Practice-Based Research: Working in Crip Time


  • Heather May Hobart and William Smith Colleges


This essay investigates the negative consequences of higher education’s ableist obsession with individualism, objectivity, and results, positing practice-based research as a powerful crip alternative to traditional academic models. While traditional models of scholarship aim to separate knowledge from the body that created it, practice-based research locates the body as the source of wisdom, a source to be recognized and celebrated.

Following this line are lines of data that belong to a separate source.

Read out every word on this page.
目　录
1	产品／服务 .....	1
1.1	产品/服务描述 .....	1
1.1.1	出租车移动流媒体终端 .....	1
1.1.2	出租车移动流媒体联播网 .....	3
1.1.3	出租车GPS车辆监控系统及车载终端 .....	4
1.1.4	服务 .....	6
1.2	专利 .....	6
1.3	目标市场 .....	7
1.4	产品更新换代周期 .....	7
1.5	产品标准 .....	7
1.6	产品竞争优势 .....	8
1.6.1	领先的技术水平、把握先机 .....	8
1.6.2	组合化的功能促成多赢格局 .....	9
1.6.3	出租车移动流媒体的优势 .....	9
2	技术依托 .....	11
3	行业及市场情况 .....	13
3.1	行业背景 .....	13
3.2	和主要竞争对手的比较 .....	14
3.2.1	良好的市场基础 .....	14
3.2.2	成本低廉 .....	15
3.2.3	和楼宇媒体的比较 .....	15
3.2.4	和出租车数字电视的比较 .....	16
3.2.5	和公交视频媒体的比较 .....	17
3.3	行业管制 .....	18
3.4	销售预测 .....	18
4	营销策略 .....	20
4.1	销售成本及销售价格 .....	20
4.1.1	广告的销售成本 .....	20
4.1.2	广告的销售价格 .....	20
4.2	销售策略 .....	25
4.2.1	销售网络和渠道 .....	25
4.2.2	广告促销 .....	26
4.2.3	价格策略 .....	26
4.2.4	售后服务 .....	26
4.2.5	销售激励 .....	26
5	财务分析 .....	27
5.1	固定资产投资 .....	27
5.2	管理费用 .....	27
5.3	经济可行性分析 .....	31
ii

This essay makes legible the messy bodily experience I had during its writing and intertwines it with an explanation of the autoethnographic research process I undertook to better understand my disabled embodied self during a multi-year creative research process. I situate my experience creating "Awaiting Tiresias" within a tradition of disabled scholar-artist-activists who seek to create time and space for themselves within higher ed. Alison Kafer defines this experience in Feminist, Queer, Crip as reimagining “notions of what can and should happen in time” and “bend[ing] the clock to meet disabled bodies and minds” (27). Indeed, crip scholarship prioritizes the health of those who engage in it and the transformations that occur through the research and dissemination process instead of results. This essay argues that through its commitment to challenging assumptions, participating in ongoing and collaborative research methods, and recognizing the central role of the researcher’s body in the research process, practice-based research serves as a crip intervention in ableist scholarship practices.

Author Biography

Heather May, Hobart and William Smith Colleges

Heather (H) May is a professor of Theatre at Hobart and William Smith Colleges, the founder and artistic director of Mosaic NY, an Actors' Equity Association stage manager, and a full member of the Stage Directors and Choreographers Society.